Elsa Lunghini singles chronology
|  | "T'en va pas" (1986) | "Quelque chose dans mon cœur" (1988) |

= T'en va pas =

"T'en va pas" (Eng. "Don't Go Away") is a 1986 song recorded by the French artist Elsa Lunghini. Released as a single on 12 October 1986, this song, her debut single, was the soundtrack of the 1986 movie La Femme de ma vie. It was a smash hit in France.

==Background==
In the movie, Elsa portrayed Jane Birkin's daughter and played the piano in a short scene. Finally, a whole song had been composed by Romano Musumarra, who decided to release it as a single. Musumarra had already worked and helped produce hits for two famous French artists of the 80s—Jeanne Mas ("En Rouge et Noir") and Princess Stephanie of Monaco ("Ouragan").

"T'en va pas" was a huge hit in France, and managed to export itself across Europe with an English recording : "Papa, Please Don't Go". It became well known in Japan because it was used for Jeans' TV commercial there. Also in Japan, Tite Kubo used the song as the image song for the character Orihime Inoue from Bleach. It also was used as the image song for the character Yumisuka Satsuki from Tsukihime. In 2008 the song was used in television commercials for Impulse brand deodorant, in Argentina. The song was available in the French and English languages on the best of Elsa, l'essentiel 1986-1993.

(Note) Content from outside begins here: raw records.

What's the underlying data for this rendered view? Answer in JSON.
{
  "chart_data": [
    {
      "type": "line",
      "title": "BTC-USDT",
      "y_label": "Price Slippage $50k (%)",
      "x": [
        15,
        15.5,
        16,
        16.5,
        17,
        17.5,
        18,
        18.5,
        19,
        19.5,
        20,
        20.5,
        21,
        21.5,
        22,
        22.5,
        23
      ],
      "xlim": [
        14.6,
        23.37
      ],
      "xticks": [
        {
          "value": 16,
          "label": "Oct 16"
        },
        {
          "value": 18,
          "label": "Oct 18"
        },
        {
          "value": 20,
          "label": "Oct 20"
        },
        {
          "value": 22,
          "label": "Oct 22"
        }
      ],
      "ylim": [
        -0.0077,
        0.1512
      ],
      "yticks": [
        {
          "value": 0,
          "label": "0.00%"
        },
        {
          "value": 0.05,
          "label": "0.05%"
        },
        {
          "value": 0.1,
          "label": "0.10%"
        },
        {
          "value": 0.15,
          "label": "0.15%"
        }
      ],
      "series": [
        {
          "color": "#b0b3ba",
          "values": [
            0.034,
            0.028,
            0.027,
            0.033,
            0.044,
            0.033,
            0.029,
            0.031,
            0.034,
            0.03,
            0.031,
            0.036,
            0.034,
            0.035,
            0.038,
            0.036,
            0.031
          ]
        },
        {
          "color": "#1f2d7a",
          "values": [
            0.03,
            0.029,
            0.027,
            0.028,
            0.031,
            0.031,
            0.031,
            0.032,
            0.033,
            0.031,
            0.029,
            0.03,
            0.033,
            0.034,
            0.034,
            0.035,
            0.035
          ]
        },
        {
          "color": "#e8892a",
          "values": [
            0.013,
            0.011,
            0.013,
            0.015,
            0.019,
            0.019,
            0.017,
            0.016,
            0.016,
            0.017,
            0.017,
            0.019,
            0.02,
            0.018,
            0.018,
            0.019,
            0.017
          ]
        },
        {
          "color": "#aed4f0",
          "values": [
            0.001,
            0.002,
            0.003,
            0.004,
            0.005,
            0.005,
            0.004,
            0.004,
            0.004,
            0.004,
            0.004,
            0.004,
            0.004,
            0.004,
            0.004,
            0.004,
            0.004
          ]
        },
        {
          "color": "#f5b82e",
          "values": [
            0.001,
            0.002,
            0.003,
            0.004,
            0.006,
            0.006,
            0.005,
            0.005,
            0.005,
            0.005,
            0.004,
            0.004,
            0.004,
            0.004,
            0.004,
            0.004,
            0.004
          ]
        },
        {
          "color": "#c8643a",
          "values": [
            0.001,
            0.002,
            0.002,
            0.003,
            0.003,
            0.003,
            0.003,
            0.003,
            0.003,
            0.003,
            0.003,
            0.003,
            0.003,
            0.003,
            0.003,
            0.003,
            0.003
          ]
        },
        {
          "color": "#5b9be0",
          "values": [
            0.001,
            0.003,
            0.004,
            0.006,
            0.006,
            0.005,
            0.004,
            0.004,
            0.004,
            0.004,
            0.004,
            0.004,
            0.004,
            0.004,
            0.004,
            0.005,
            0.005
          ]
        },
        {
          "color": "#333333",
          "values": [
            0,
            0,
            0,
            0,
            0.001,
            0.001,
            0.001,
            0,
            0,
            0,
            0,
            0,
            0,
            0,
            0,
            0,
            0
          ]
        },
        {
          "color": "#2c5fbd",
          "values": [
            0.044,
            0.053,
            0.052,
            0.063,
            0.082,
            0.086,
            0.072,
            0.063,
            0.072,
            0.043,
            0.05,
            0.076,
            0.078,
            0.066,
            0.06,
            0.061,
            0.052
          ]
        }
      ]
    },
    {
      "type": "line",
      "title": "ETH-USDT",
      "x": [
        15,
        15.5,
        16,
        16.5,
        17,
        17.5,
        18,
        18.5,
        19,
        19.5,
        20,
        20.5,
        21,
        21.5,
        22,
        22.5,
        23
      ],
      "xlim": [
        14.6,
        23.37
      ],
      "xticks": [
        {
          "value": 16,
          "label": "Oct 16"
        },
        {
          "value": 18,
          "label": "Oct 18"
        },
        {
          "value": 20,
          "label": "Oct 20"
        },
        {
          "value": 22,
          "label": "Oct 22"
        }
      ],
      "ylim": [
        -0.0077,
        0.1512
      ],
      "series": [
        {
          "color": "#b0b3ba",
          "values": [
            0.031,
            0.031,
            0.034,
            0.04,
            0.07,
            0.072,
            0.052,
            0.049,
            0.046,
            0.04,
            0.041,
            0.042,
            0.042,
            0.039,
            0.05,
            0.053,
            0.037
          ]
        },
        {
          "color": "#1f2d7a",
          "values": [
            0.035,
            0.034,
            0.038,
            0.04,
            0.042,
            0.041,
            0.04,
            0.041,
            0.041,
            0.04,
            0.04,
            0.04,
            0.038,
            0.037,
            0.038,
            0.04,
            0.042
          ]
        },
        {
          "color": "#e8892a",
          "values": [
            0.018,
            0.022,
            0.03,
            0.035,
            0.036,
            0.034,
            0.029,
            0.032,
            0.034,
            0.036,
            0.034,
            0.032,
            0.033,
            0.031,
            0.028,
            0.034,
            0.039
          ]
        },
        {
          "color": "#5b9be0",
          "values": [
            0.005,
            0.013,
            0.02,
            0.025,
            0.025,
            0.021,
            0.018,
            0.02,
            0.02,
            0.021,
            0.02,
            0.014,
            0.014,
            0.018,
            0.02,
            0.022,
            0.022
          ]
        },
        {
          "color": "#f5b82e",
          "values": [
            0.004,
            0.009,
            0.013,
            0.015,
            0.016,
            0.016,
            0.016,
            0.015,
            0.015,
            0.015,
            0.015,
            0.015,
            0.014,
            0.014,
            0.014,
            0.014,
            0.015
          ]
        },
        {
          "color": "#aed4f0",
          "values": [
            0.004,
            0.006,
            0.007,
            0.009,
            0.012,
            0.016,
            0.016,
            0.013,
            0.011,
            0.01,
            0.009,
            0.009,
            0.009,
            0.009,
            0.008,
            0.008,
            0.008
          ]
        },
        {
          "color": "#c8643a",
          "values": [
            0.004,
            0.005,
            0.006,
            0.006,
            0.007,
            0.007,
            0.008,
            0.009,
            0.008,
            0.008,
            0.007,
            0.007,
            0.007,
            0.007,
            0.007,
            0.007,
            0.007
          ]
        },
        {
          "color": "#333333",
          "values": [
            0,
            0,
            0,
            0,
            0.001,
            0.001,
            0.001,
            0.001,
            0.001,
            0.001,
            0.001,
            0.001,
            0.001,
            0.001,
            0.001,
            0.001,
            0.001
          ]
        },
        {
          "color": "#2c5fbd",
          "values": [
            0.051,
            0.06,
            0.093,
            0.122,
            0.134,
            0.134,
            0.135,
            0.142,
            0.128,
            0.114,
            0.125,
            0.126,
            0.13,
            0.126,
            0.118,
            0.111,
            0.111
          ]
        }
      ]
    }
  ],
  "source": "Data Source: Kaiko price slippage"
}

The music video shows images from the movie alternating with Elsa performing the song.

In the mid-2000s, the song was covered in a live version by Priscilla on the TV show Absolument 80 broadcast on M6.

==Chart performance==
"T'en va pas" had a huge success in France. It debuted at number 26 on the chart edition of 6 December 1986 and reached the top ten the week after. In the fifth week, it topped the chart and there stayed for eight consecutive weeks, blocking at number two Desireless' hit "Voyage, Voyage". Certified Gold disc by the Syndicat National de l'Édition Phonographique for over 500,000 copies sold, the single remained for 18 weeks in the top ten and for 25 weeks on the chart. Elsa, who was 13 years old at the time, became the youngest artist to reach number one on the French Singles Chart and thus appeared on the Guinness Book of Records; however, her record was beaten in 1993 by Jordy Lemoine. In other European countries, it reached the top three in the Walloon region of Belgium, and was a top 50 hit in the Netherlands. On the Music & Medias Eurochart Hot 100, it debuted at number 70 on 20 December 1986, reached a peak of number 17 and spent a total of 22 weeks on the chart. It also appeared for four weeks on the Eurochart Airplay Top 50 with a peak at number 37. Worldwide, the single's sales were about 1,3 million copies.

==Track listings==
- 7" single
1. "T'en va pas" (single version) – 3:50
2. "T'en va pas" (instrumental) – 4:45

- 12" maxi
3. "T'en va pas" (remix) – 5:32
4. "T'en va pas" (instrumental) – 5:32

- 7" single - English version
5. "Papa Please Don't Go" (single version) – 4:00
6. "T'en va pas" (instrumental) – 3:50

- 12" maxi - English version
7. "Papa Please Don't Go" (remix) – 5:25
8. "Papa Please Don't Go" (instrumental) – 5:25

==Production==
- Arrangement & producer: Romano Musumarra
- Engineered by Gianpaolo Bresciani at Titania Studios, Rome

==Charts==

===Weekly charts===

Weekly chart performance for "T'en va pas"
| Chart (1986–1987) | Peak position |
|---|---|
| Belgium (Ultratop 40 Wallonia) | 3 |
| Europe (European Hot 100) | 17 |
| Europe (European Airplay Top 50) | 37 |
| France (SNEP) | 1 |
| Netherlands (Dutch Top 40 Tipparade) | 9 |
| Netherlands (Single Top 100) | 41 |
| Quebec (ADISQ) | 8 |

===Year-end charts===

1987 year-end chart performance for "T'en va pas"
| Chart (1987) | Peak position |
|---|---|
| Europe (European Hot 100) | 49 |
| France (SNEP) | 8 |

==Certifications==

Certifications for "T'en va pas"
| Region | Certification | Certified units/sales |
| France (SNEP) | Gold | 500,000^{*} |
^{*} Sales figures based on certification alone.